En fait, la vie privée représente une «constellation de valeurs concordantes et opposées de droits solidaires et antagonistes, d'intérêts communs et contraires»[4] évoluant avec le temps et variant d'un milieu culturel à un autre.

Le droit à la solitude et le droit à l'anonymat sont reconnus de façon constante, comme éléments essentiels de la vie privée[5].

Le droit à la vie privée, par contre, n'est pas absolu.  Il est balisé par une série de limites et sa mise en oeuvre appelle un équilibre avec d'autres droits fondamentaux dont le droit du public à l'information.  On ne pourrait donc qualifier d'illicite ou fautive la violation du droit à la vie privée, s'il existe une justification raisonnable, une fin légitime ou encore si l'on peut conclure au consentement par la personne à l'intrusion dans sa vie privée.

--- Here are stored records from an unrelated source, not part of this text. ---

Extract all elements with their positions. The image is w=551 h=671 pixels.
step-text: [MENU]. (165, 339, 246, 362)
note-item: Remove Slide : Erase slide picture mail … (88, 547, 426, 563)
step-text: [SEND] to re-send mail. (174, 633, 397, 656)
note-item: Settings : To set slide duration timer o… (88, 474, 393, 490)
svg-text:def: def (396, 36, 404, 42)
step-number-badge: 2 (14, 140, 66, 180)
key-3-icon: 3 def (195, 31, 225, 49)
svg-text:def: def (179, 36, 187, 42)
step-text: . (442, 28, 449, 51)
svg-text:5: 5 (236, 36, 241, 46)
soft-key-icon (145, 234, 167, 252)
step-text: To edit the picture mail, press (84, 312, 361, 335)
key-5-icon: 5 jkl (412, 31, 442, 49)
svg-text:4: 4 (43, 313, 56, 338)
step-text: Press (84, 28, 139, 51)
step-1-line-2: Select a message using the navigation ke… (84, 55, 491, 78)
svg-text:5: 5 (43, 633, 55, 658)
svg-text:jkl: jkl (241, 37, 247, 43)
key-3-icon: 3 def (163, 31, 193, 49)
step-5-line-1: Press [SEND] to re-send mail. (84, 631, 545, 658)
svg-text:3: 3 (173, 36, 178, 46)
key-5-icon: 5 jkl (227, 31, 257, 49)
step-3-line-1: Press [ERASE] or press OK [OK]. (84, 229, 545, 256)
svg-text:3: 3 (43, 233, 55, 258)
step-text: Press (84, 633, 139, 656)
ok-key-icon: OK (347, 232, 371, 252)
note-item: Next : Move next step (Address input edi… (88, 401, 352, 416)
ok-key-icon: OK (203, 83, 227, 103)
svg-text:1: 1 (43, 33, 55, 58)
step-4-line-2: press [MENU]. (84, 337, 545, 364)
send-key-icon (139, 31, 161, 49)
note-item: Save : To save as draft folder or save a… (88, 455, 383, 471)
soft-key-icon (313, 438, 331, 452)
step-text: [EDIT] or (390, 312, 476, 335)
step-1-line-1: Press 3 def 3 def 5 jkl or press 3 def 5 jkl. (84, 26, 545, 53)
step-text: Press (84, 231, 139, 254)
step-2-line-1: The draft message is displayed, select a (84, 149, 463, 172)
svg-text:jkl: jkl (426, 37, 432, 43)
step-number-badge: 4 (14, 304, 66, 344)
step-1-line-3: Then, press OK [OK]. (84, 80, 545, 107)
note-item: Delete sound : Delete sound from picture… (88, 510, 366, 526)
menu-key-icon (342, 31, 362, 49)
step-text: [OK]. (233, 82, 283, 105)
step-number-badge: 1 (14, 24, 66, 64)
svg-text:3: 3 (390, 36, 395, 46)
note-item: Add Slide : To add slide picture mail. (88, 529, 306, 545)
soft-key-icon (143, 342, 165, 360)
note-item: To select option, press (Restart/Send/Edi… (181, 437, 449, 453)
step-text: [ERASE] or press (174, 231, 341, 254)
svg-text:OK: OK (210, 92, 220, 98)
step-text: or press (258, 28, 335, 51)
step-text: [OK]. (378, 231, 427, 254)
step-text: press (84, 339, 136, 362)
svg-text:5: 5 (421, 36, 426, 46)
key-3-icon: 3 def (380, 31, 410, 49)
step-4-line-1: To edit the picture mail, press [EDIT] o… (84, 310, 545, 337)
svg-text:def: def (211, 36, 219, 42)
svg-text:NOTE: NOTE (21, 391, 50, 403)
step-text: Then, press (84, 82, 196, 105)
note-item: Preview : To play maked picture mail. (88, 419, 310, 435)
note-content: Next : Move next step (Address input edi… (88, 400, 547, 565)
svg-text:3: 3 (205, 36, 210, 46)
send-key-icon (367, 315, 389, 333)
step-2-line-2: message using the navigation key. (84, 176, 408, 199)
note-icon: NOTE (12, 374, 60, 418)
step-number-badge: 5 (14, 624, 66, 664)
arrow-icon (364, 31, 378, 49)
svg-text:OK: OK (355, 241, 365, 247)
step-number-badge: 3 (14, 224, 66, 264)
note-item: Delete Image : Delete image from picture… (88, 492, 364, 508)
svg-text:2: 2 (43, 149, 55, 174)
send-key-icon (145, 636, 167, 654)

Qu'en est-il ici?  Je suis d'avis que le premier juge avait raison de conclure que l'intérêt public ne pouvait justifier une telle violation du droit à la vie privée de monsieur Valiquette.  Je rappelle que le titre et l'article de «The Gazette» mettaient l'emphase sur le fait qu'un enseignant serait payé plein salaire sans enseigner.  Cette affirmation était fausse, mais, même si elle avait été vraie, on ne saurait y voir un souci de décrier une politique discriminatoire à l'endroit de monsieur Valiquette.  Au contraire, on peut voir dans l'article une invitation à la réprobation d'une politique d'un corps public qui consisterait à dilapider les fonds en payant quelqu'un à ne rien faire.

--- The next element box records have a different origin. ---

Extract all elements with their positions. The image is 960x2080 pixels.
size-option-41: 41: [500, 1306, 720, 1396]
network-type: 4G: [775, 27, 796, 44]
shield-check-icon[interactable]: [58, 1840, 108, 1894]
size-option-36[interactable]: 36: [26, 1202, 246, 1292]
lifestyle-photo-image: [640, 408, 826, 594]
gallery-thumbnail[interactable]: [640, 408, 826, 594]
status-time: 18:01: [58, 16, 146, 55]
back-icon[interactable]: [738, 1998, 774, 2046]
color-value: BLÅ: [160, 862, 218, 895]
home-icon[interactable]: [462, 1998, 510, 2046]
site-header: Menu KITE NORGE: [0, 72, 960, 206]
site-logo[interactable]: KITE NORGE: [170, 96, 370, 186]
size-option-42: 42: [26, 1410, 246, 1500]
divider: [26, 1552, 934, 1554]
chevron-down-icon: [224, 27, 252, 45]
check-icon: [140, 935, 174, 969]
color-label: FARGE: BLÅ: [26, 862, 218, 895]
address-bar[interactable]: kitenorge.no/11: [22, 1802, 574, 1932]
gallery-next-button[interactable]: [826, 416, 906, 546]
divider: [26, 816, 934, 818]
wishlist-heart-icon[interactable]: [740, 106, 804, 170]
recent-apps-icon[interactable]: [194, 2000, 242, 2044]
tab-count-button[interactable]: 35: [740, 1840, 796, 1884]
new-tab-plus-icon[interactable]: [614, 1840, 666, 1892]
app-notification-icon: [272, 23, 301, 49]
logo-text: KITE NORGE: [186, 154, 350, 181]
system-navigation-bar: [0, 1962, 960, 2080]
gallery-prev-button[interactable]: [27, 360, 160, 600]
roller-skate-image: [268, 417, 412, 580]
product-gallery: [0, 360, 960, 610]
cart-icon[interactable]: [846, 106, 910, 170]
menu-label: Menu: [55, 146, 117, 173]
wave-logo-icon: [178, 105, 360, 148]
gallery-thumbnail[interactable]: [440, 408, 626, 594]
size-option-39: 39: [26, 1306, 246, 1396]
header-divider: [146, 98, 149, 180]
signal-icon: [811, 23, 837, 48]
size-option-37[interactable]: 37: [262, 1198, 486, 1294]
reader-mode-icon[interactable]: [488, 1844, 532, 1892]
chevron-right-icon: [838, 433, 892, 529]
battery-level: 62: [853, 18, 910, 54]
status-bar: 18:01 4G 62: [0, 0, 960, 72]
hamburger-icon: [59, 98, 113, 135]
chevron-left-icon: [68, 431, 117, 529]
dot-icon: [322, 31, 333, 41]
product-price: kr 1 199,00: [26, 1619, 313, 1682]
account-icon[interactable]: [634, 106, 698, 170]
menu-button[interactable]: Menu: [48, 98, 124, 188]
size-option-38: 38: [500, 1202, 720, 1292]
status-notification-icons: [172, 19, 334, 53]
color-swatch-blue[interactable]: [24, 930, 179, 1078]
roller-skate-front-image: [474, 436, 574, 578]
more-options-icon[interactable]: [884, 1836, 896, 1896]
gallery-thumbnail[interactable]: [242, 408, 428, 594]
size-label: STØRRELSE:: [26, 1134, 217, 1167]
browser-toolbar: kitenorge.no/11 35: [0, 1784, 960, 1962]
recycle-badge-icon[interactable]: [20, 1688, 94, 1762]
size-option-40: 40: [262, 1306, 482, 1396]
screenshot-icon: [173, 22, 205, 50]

Les appelants ont voulu justifier l'atteinte à la vie privée de monsieur Valiquette en invoquant le droit des parents des étudiants de l'école de savoir qu'un des professeurs était atteint du SIDA.  Chacun a droit à la confidentialité de son état de santé, à moins que l'on ne démontre que la personne exerce des fonctions pour lesquelles cet aspect serait important.  Ce n'est pas le cas ici.

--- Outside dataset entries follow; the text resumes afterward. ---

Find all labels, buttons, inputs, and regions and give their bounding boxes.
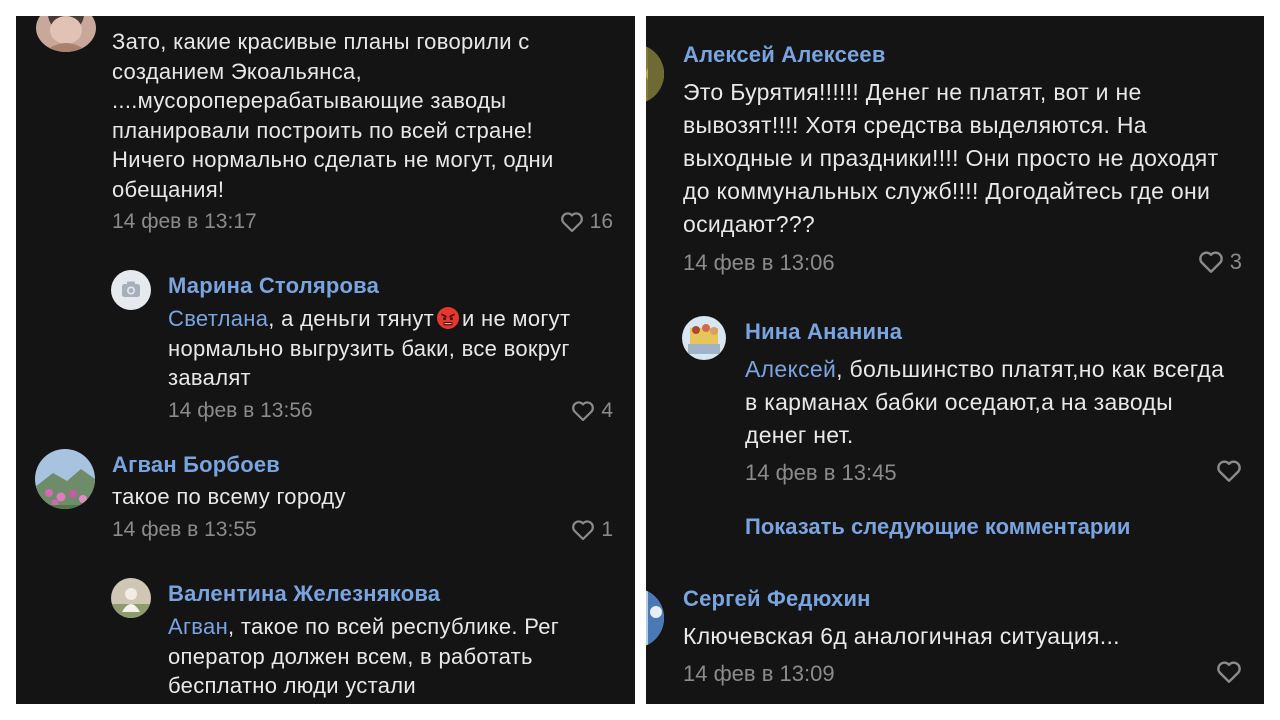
avatar[interactable] <box>36 16 96 52</box>
right-comments-panel: Алексей Алексеев Это Бурятия!!!!!! Денег… <box>646 16 1264 704</box>
like-count: 3 <box>1229 249 1242 274</box>
angry-face-emoji <box>437 307 459 329</box>
heart-outline-icon <box>572 401 595 422</box>
like-count: 4 <box>601 399 613 422</box>
comment-date: 14 фев в 13:09 <box>683 661 835 686</box>
like-button[interactable] <box>1216 660 1242 684</box>
like-button[interactable] <box>1216 459 1242 483</box>
show-more-comments-link[interactable]: Показать следующие комментарии <box>745 514 1130 540</box>
author-name[interactable]: Сергей Федюхин <box>683 586 871 612</box>
reply-date: 14 фев в 13:56 <box>168 399 313 422</box>
comment-date: 14 фев в 13:06 <box>683 250 835 275</box>
like-button[interactable]: 4 <box>571 399 613 423</box>
heart-outline-icon <box>1217 460 1241 482</box>
heart-outline-icon <box>560 212 583 233</box>
heart-outline-icon <box>1217 661 1241 683</box>
avatar[interactable] <box>646 588 664 648</box>
author-name[interactable]: Агван Борбоев <box>112 452 280 478</box>
avatar[interactable] <box>35 449 95 509</box>
avatar[interactable] <box>682 316 726 360</box>
camera-icon <box>122 281 140 297</box>
reply-date: 14 фев в 13:45 <box>745 460 897 485</box>
avatar[interactable] <box>646 44 664 104</box>
comment-text: Это Бурятия!!!!!! Денег не платят, вот и… <box>683 79 1219 237</box>
like-count: 1 <box>601 518 613 541</box>
author-name[interactable]: Нина Ананина <box>745 319 902 345</box>
mention-link[interactable]: Агван <box>168 614 228 639</box>
author-name[interactable]: Марина Столярова <box>168 273 379 299</box>
like-count: 16 <box>589 210 613 233</box>
author-name[interactable]: Валентина Железнякова <box>168 581 440 607</box>
comment-text: Ключевская 6д аналогичная ситуация... <box>683 623 1120 649</box>
like-button[interactable]: 3 <box>1198 249 1242 275</box>
heart-outline-icon <box>1198 251 1223 273</box>
comment-text: такое по всему городу <box>112 484 346 509</box>
left-comments-panel: Зато, какие красивые планы говорили с со… <box>16 16 635 704</box>
like-button[interactable]: 16 <box>560 210 613 234</box>
reply-text: Агван, такое по всей республике. Рег опе… <box>168 614 560 698</box>
mention-link[interactable]: Светлана <box>168 306 268 331</box>
avatar[interactable] <box>111 578 151 618</box>
comment-text: Зато, какие красивые планы говорили с со… <box>112 29 554 202</box>
comment-date: 14 фев в 13:55 <box>112 518 257 541</box>
like-button[interactable]: 1 <box>571 518 613 542</box>
avatar[interactable] <box>111 270 151 310</box>
heart-outline-icon <box>572 520 595 541</box>
reply-text: Светлана, а деньги тянут и не могут норма… <box>168 306 571 390</box>
mention-link[interactable]: Алексей <box>745 356 836 382</box>
author-name[interactable]: Алексей Алексеев <box>683 42 886 68</box>
reply-text: Алексей, большинство платят,но как всегд… <box>745 356 1225 448</box>
comment-date: 14 фев в 13:17 <box>112 210 257 233</box>
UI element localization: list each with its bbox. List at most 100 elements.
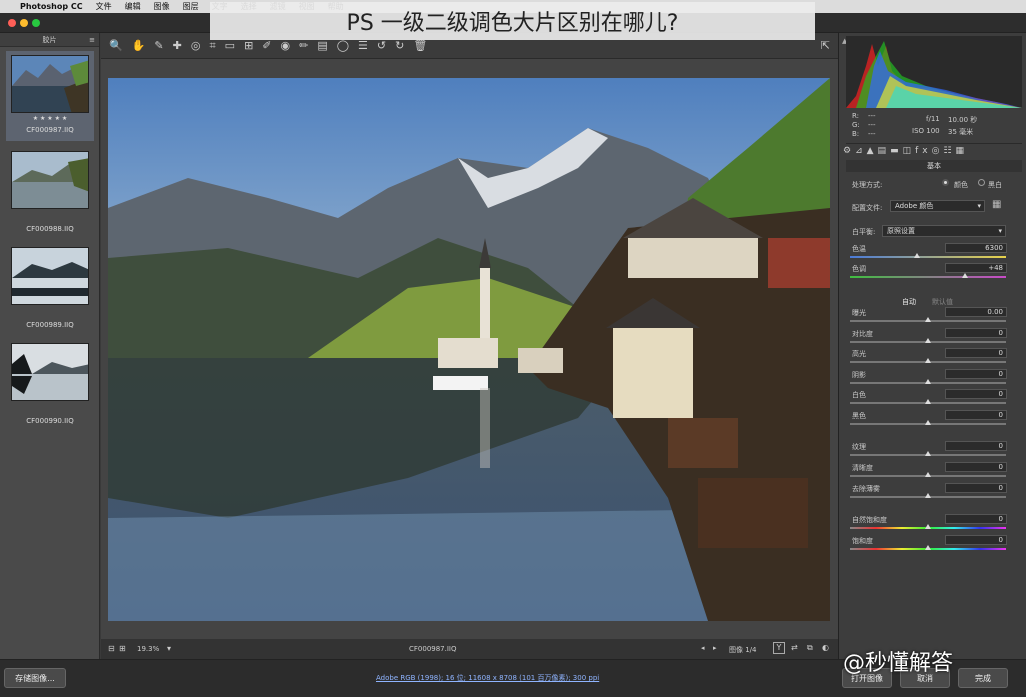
- slider-track[interactable]: [850, 338, 1006, 343]
- slider-value-input[interactable]: 6300: [945, 243, 1007, 253]
- red-eye-icon[interactable]: ◉: [281, 39, 291, 52]
- slider-value-input[interactable]: 0: [945, 410, 1007, 420]
- calibration-tab-icon[interactable]: ◎: [932, 146, 944, 156]
- hsl-tab-icon[interactable]: ▤: [878, 146, 891, 156]
- spot-removal-icon[interactable]: ✐: [262, 39, 271, 52]
- menu-image[interactable]: 图像: [154, 1, 170, 12]
- slider-track[interactable]: [850, 317, 1006, 322]
- auto-button[interactable]: 自动: [902, 297, 916, 307]
- slider-thumb[interactable]: [925, 420, 931, 425]
- slider-value-input[interactable]: 0: [945, 369, 1007, 379]
- rating-stars[interactable]: ★ ★ ★ ★ ★: [6, 115, 94, 122]
- swap-icon[interactable]: ⇄: [791, 643, 798, 652]
- slider-thumb[interactable]: [925, 379, 931, 384]
- done-button[interactable]: 完成: [958, 668, 1008, 688]
- slider-track[interactable]: [850, 358, 1006, 363]
- white-balance-icon[interactable]: ✎: [154, 39, 163, 52]
- slider-track[interactable]: [850, 451, 1006, 456]
- slider-track[interactable]: [850, 493, 1006, 498]
- slider-track[interactable]: [850, 524, 1006, 529]
- slider-value-input[interactable]: 0.00: [945, 307, 1007, 317]
- slider-value-input[interactable]: 0: [945, 328, 1007, 338]
- slider-thumb[interactable]: [925, 472, 931, 477]
- detail-tab-icon[interactable]: ▲: [867, 146, 878, 156]
- filmstrip-menu-icon[interactable]: ≡: [89, 33, 95, 47]
- slider-value-input[interactable]: 0: [945, 535, 1007, 545]
- slider-value-input[interactable]: 0: [945, 462, 1007, 472]
- slider-thumb[interactable]: [925, 358, 931, 363]
- filmstrip-item-2[interactable]: CF000988.IIQ: [6, 151, 94, 237]
- hand-icon[interactable]: ✋: [132, 39, 146, 52]
- color-sampler-icon[interactable]: ✚: [173, 39, 182, 52]
- slider-thumb[interactable]: [925, 338, 931, 343]
- workflow-options-link[interactable]: Adobe RGB (1998); 16 位; 11608 x 8708 (10…: [376, 673, 599, 683]
- default-button[interactable]: 默认值: [932, 297, 953, 307]
- slider-value-input[interactable]: 0: [945, 514, 1007, 524]
- zoom-dropdown-icon[interactable]: ▾: [167, 644, 171, 653]
- panel-tabs[interactable]: ⚙⊿▲▤▬◫fx◎☷▦: [843, 146, 968, 156]
- color-radio[interactable]: [942, 179, 949, 186]
- slider-thumb[interactable]: [925, 524, 931, 529]
- slider-thumb[interactable]: [925, 317, 931, 322]
- slider-value-input[interactable]: 0: [945, 389, 1007, 399]
- split-tone-tab-icon[interactable]: ▬: [890, 146, 903, 156]
- white-balance-select[interactable]: 原照设置 ▾: [882, 225, 1006, 237]
- snapshots-tab-icon[interactable]: ▦: [956, 146, 969, 156]
- prev-image-button[interactable]: ◂: [701, 644, 705, 652]
- close-window-button[interactable]: [8, 19, 16, 27]
- slider-track[interactable]: [850, 379, 1006, 384]
- slider-track[interactable]: [850, 472, 1006, 477]
- slider-value-input[interactable]: 0: [945, 441, 1007, 451]
- menu-file[interactable]: 文件: [96, 1, 112, 12]
- app-menu[interactable]: Photoshop CC: [20, 2, 83, 11]
- trash-icon[interactable]: 🗑: [413, 39, 427, 52]
- bw-radio[interactable]: [978, 179, 985, 186]
- next-image-button[interactable]: ▸: [713, 644, 717, 652]
- menu-layer[interactable]: 图层: [183, 1, 199, 12]
- zoom-window-button[interactable]: [32, 19, 40, 27]
- slider-value-input[interactable]: 0: [945, 483, 1007, 493]
- radial-filter-icon[interactable]: ◯: [337, 39, 349, 52]
- filmstrip-item-1[interactable]: ★ ★ ★ ★ ★ CF000987.IIQ: [6, 51, 94, 141]
- slider-track[interactable]: [850, 420, 1006, 425]
- slider-value-input[interactable]: 0: [945, 348, 1007, 358]
- fullscreen-icon[interactable]: ⇱: [821, 39, 830, 52]
- preferences-icon[interactable]: ☰: [358, 39, 368, 52]
- slider-value-input[interactable]: +48: [945, 263, 1007, 273]
- zoom-in-icon[interactable]: ⊞: [119, 644, 126, 653]
- lens-tab-icon[interactable]: ◫: [903, 146, 916, 156]
- slider-thumb[interactable]: [925, 545, 931, 550]
- rotate-right-icon[interactable]: ↻: [395, 39, 404, 52]
- rotate-left-icon[interactable]: ↺: [377, 39, 386, 52]
- profile-browser-icon[interactable]: ▦: [992, 199, 1001, 210]
- transform-icon[interactable]: ⊞: [244, 39, 253, 52]
- profile-select[interactable]: Adobe 颜色 ▾: [890, 200, 985, 212]
- slider-thumb[interactable]: [925, 493, 931, 498]
- presets-tab-icon[interactable]: ☷: [943, 146, 955, 156]
- adjustment-brush-icon[interactable]: ✏: [299, 39, 308, 52]
- slider-track[interactable]: [850, 545, 1006, 550]
- crop-icon[interactable]: ⌗: [209, 39, 215, 53]
- slider-thumb[interactable]: [925, 451, 931, 456]
- slider-track[interactable]: [850, 273, 1006, 278]
- fit-icon[interactable]: ⊟: [108, 644, 115, 653]
- zoom-level[interactable]: 19.3%: [137, 645, 159, 653]
- before-after-icon[interactable]: Y: [773, 642, 785, 654]
- menu-edit[interactable]: 编辑: [125, 1, 141, 12]
- filmstrip-item-4[interactable]: CF000990.IIQ: [6, 343, 94, 429]
- copy-settings-icon[interactable]: ⧉: [807, 643, 813, 653]
- slider-track[interactable]: [850, 399, 1006, 404]
- target-adjust-icon[interactable]: ◎: [191, 39, 201, 52]
- zoom-icon[interactable]: 🔍: [109, 39, 123, 52]
- slider-thumb[interactable]: [925, 399, 931, 404]
- minimize-window-button[interactable]: [20, 19, 28, 27]
- tone-curve-tab-icon[interactable]: ⊿: [855, 146, 867, 156]
- graduated-filter-icon[interactable]: ▤: [317, 39, 327, 52]
- filmstrip-item-3[interactable]: CF000989.IIQ: [6, 247, 94, 333]
- reset-view-icon[interactable]: ◐: [822, 643, 829, 652]
- basic-tab-icon[interactable]: ⚙: [843, 146, 855, 156]
- effects-tab-icon[interactable]: fx: [915, 146, 932, 156]
- slider-thumb[interactable]: [962, 273, 969, 278]
- save-image-button[interactable]: 存储图像...: [4, 668, 66, 688]
- slider-thumb[interactable]: [914, 253, 921, 258]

Je n'ai aucune hésitation à souscrire à la conclusion du premier juge qui a vu dans les articles de «The Gazette» une faute qui a porté atteinte de façon illicite au droit de monsieur Valiquette au respect de sa vie privée.

Appliquant ces principes au cas sous étude, je crois que le juge de première instance a commis une erreur en considérant que «The Gazette» a fait preuve d'une «insouciance déréglée et téméraire» justifiant l'octroi de dommages exemplaires.  En effet, rien dans la preuve ne permet d'imputer aux appelants l'intention de voir se réaliser les conséquences malheureuses que l'on sait, ni même d'avoir fait preuve d'aveuglement volontaire.

POUR CES MOTIFS, je propose d'accueillir l'appel principal à la seule fin de supprimer de la condamnation la somme de 7 500 $ à titre de dommages exemplaires et de rejeter l'appel incident.


[4]-Rapport du Groupe d'étude, L'ordinateur et la vie privée, Ottawa, Ministère des Communications et de la Justice, 1972, p. 11.

[5]-H.P. GLENN, Le droit au respect de la vie privée, (1979) 39 R. du B. 879, 881-884.


Dernière modification : le 29 novembre 2017 à 11 h 14 min.